Beiden Mannschaften merkte man an, dass sie bestens auf ihre Gegner vorbereitet waren, so dass in dem Spiel der beiden erfolgreichsten Angriffsreihen nunmehr die Abwehrformationen mit sehr starken Torhütern der Partie den Stempel aufdrückten. So stand es nach 12 Minuten 2:4 aus Sicht des SSV.

Während der MTV vorzugsweise durch Tore aus dem Rückraum zum Erfolg kam, musste der Gastgeber im Positionsspiel viel Aufwand betreiben, um zum Abschluss zu kommen. Bereits in der ersten Halbzeit vereitelte der Gästetorwart mit einigen sensationellen Paraden eine durchaus mögliche Pausenführung der Devils.

Auf der anderen Seite konnte auch Devils-Keeper Yannick Töws ein ums andere Mal überzeugen. Die Partie wogte - von taktischen Feinheiten geprägt - hin und her. Bis zum Halbzeitpfiff gelang es dem Gast dann, auf 9:11 zu erhöhen, wobei besonders kurz vor der Pause bei den Gastgebern etwas die Kräfte schwanden.

Im 2. Durchgang entwickelte sich dann ein wahrer Krimi. Der SSV konnte schnell ausgleichen und hatte oftmals die Chance sich weiter abzusetzen, doch scheiterten die Devils mehrfach frei stehend am Keeper. Der MTV wechselte im Rückraum durch und stellte die SSV-Defensive vor neue Aufgaben. Der Gastgeber musste nun auch seinen Akteuren kurze Verschnaufpausen zugestehen, und stellte auf eine 5:1-Abwehr um. Beim 20:18 knapp drei Minuten vor Ende hatte man die große Chance auf drei Tore zu erhöhen, doch auch dieser freie Wurf wurde Beute des Torwarts.

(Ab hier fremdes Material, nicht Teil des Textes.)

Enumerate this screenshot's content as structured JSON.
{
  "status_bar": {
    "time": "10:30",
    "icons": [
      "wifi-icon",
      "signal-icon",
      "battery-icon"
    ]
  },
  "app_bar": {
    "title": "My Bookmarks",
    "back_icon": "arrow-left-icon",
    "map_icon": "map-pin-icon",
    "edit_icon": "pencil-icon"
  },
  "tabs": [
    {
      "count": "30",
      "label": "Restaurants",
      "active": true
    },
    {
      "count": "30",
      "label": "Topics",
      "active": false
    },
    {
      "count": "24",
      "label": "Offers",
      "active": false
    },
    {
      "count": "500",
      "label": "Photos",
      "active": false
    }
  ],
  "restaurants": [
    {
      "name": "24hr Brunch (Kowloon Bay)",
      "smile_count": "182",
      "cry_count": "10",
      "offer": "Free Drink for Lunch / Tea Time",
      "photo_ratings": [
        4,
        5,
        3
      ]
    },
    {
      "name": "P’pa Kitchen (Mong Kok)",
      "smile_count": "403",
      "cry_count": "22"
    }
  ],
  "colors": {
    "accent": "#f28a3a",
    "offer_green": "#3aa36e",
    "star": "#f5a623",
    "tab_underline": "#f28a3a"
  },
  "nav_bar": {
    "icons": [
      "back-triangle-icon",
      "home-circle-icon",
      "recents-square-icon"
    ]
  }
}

So kam der Gast kurz vor Schluss gegen fünf Feldspieler des SSV doch noch zum insgesamt verdienten Ausgleich. Im Stolberger Lager bestand nach dem Punktgewinn gegen den Tabellenführer und Aufsteiger die Gewissheit, sich auch in dieser Saison wieder einen Schritt nach vorne bewegt zu haben. Selten spielten in der oberen Hälfte so viele ausgeglichene Mannschaften in der Landesliga wie diese Saison.

Erschwerend kommt hinzu, dass sich die Zweitvertretungen der Oberligateams in dieser Landesligasaison auch des Öfteren als das Zünglein an der Waage bewiesen haben, da Sie auf Grund der großen Kaderstärke nahezu beliebig Spieler für die Landesliga freispielen konnten. Feststellen muss man, dass sich die Stolberger mit dem jüngsten Kader auf fast allen Positionen deutlich stabilisiert haben.

Zu hoffen bleibt, dass die „Ernte“ für die kontinuierliche Aufbauarbeit, vorwiegend mit Eigengewächsen aus der SSV-Jugend, im nächsten Jahr zum verdienten „Aufstiegserlebnis“ führt. Nach dem Spiel zollte Coach Schellenbach dem eigenen Team und dem Gast die sportliche Referenz zum tollen Spiel und zum verdienten Aufstieg der Köln Mülheimer Truppe. Beide Seiten waren sich einig, dass man trotz des Remis echte Werbung für guten Handballsport betrieben hat.